La psychologie personnelle et les conditions matérielles ont évidemment joué pour une large part dans ces différentes réactions.
Ce qui est néanmoins fascinant, c’est que nous avons tous été plongés dans une sorte de stage intensif. Nous sommes tous de brillants diplômés en télétravail ! Chacun sait ce que c’est, en connait les avantages et les inconvénients pour lui-même, et a un avis sérieux sur ce qu’il souhaite en fin de compte.
Les entreprises : ce qui va changer
Pour elles aussi, le confinement a été une expérience. Dont elles ont tiré plusieurs leçons.

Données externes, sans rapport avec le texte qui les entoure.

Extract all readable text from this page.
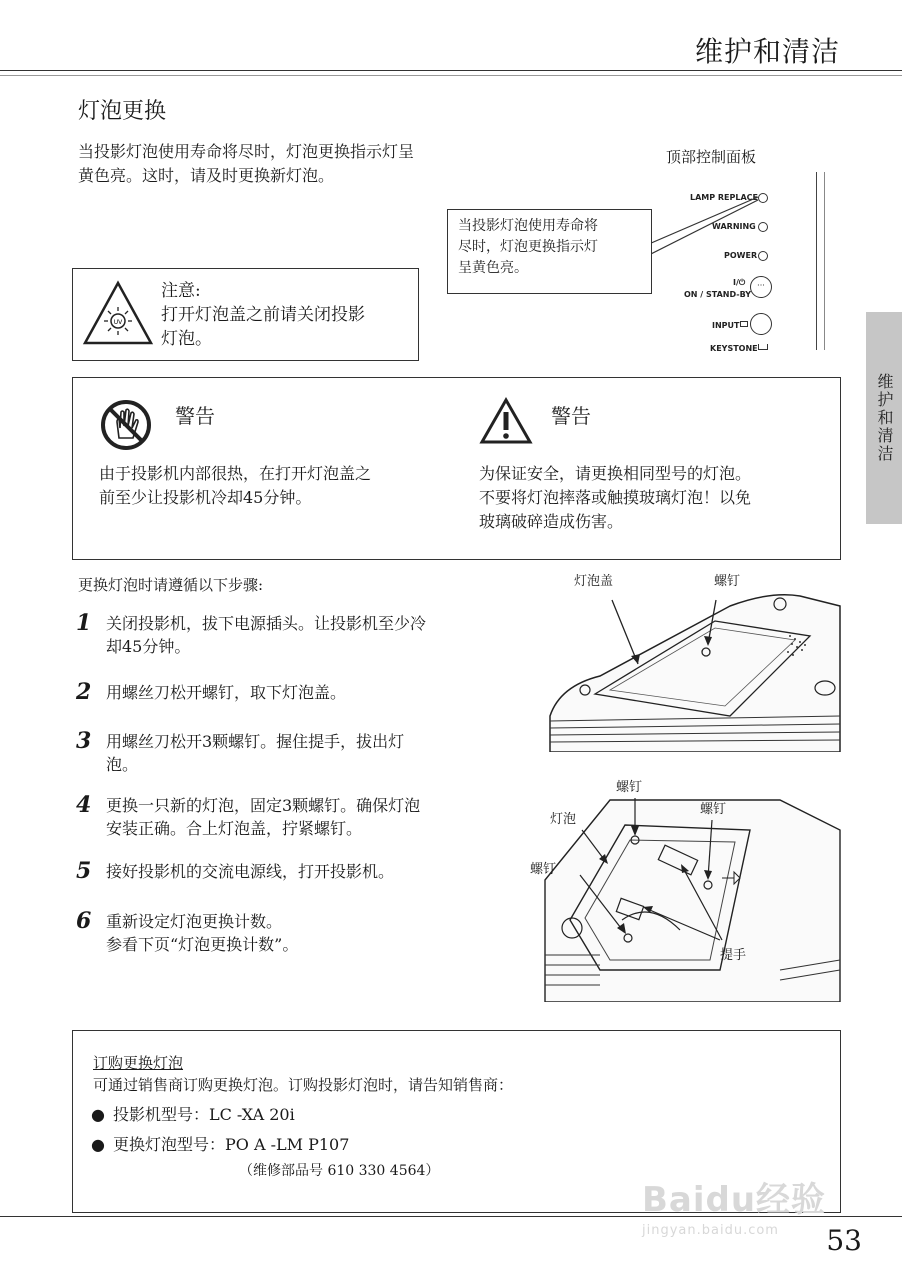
维护和清洁
维护和清洁
灯泡更换
当投影灯泡使用寿命将尽时，灯泡更换指示灯呈
黄色亮。这时，请及时更换新灯泡。
顶部控制面板
LAMP REPLACE
WARNING
POWER
I/⏻
ON / STAND-BY
···
INPUT
KEYSTONE
当投影灯泡使用寿命将
尽时，灯泡更换指示灯
呈黄色亮。
UV
注意:
打开灯泡盖之前请关闭投影
灯泡。
警告
由于投影机内部很热，在打开灯泡盖之
前至少让投影机冷却45分钟。
警告
为保证安全，请更换相同型号的灯泡。
不要将灯泡摔落或触摸玻璃灯泡！以免
玻璃破碎造成伤害。
更换灯泡时请遵循以下步骤:
1 关闭投影机，拔下电源插头。让投影机至少冷
却45分钟。
2 用螺丝刀松开螺钉，取下灯泡盖。
3 用螺丝刀松开3颗螺钉。握住提手，拔出灯
泡。
4 更换一只新的灯泡，固定3颗螺钉。确保灯泡
安装正确。合上灯泡盖，拧紧螺钉。
5 接好投影机的交流电源线，打开投影机。
6 重新设定灯泡更换计数。
参看下页“灯泡更换计数”。
灯泡盖	螺钉
螺钉
螺钉
灯泡
螺钉
提手
订购更换灯泡
可通过销售商订购更换灯泡。订购投影灯泡时，请告知销售商：
● 投影机型号：LC -XA 20i
● 更换灯泡型号：PO A -LM P107
（维修部品号 610 330 4564）
Baidu经验
jingyan.baidu.com	53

- D’abord, le digital est plus opérationnel qu’on ne le pensait. De nombreuses réunions ont pu se tenir alors que chacun était chez soi. Bien des dossiers urgents ont pu être traités, puis transmis à qui il fallait. Les allers et retours sur des questions importantes n’ont finalement pas été plus difficiles par internet et téléphone qu’ils ne l’auraient été si tous les salariés avaient été « en présentiel ».
- Ensuite, oui, les échanges directs gardent une valeur précieuse. Les visio-conférences n’ont pas la spontanéité, l’ambiance, la réactivité, des réunions en réel. Mais le point de vue sur les réunions et rencontres a considérablement évolué. Les gens peuvent rester assez souvent chez eux, en tout cas bien plus qu’on ne l’imaginait.
- Par ailleurs, on aperçoit des avantages éventuels. Si des salariés peuvent effectuer une partie de leurs missions chez eux, il sera plus facile pour une entreprise de gérer une phase de développement. Déménager est compliqué. Pouvoir croître en personnel avec le même nombre de mètres carrés est une souplesse précieuse.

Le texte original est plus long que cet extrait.